So if someone says, "No, that's not a white oak. It's a post oak," they are not wrong if they are using common names but it is a confusing way to refer to them.  It's also correct to say, "A post oak is a white oak."

When comes to poplars, the grouping the Aspens in with poplars is (IMO) appropriate and helpful for our forum discussions because the firewood that comes from them has a lot of similar characteristics--lightweight after seasoning, low BTUs, quick burning.  Also note that a common name for the Aspens is "white poplar."


----------



## HisTreeNut (Jul 15, 2017)

Poplar or Popple?
I refer to it as "BTU's that make the wifey warm and happy."


----------



## TreePointer (Jul 15, 2017)

These days with all the dying ash that needs to be harvested, popple just rots on the ground.


----------



## kennyp2339 (Jul 16, 2017)

HisTreeNut said:


> Poplar or Popple?
> I refer to it as "BTU's that make the wifey warm and happy."


Happy wife happy life


----------



## firefighterjake (Jul 16, 2017)

Around here poplar = popple = quaking aspen.
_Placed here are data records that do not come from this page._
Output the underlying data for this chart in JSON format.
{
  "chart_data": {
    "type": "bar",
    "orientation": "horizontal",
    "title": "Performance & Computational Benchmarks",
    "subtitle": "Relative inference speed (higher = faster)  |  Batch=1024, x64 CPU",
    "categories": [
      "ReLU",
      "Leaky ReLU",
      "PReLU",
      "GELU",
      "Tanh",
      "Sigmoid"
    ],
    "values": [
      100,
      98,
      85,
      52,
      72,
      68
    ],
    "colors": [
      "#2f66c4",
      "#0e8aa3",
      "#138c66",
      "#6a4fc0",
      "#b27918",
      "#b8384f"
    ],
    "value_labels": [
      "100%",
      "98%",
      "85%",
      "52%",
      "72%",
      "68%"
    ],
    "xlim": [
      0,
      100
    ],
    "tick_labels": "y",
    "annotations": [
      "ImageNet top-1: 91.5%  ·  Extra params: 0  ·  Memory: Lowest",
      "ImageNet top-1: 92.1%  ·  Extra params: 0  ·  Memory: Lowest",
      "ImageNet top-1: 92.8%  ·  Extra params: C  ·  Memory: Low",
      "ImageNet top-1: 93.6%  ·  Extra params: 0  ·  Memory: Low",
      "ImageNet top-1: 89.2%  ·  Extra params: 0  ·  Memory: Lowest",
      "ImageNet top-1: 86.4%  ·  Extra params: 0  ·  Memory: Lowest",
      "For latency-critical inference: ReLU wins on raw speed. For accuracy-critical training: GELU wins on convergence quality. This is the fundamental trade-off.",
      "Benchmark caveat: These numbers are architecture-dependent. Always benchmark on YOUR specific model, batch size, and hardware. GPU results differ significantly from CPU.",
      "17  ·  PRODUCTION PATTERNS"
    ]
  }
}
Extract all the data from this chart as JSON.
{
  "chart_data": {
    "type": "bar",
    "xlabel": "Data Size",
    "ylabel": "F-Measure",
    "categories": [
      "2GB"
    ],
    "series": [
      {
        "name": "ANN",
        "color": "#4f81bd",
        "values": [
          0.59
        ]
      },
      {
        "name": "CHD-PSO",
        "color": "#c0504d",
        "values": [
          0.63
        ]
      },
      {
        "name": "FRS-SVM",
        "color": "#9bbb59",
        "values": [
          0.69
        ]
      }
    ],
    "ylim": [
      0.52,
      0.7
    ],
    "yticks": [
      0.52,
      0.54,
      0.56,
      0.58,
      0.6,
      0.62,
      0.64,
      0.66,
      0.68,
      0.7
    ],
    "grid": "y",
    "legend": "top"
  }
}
Tamarack = hackmatack = juniper (although technically the only true juniper is ground juniper).

Pine = pine (when you live in The Pine Tree State hardly anyone refers to all softwoods as pines).


----------



## Hasufel (Jul 17, 2017)

billb3 said:


> Yeah, yellow poplar, often called by it's common name  "poplar" isn't even a poplar.
> Yellow poplar (liriodendron ) is part of the Magnolia family.
> 
> All the other "poplars" - white and black, aspens, cottonwoods are all part of the "populus" family of poplars.



Actual botany aside, around here poplars = tulip poplars. FWIW, lumber identified as "poplar" is from yellow/tulip poplar.


----------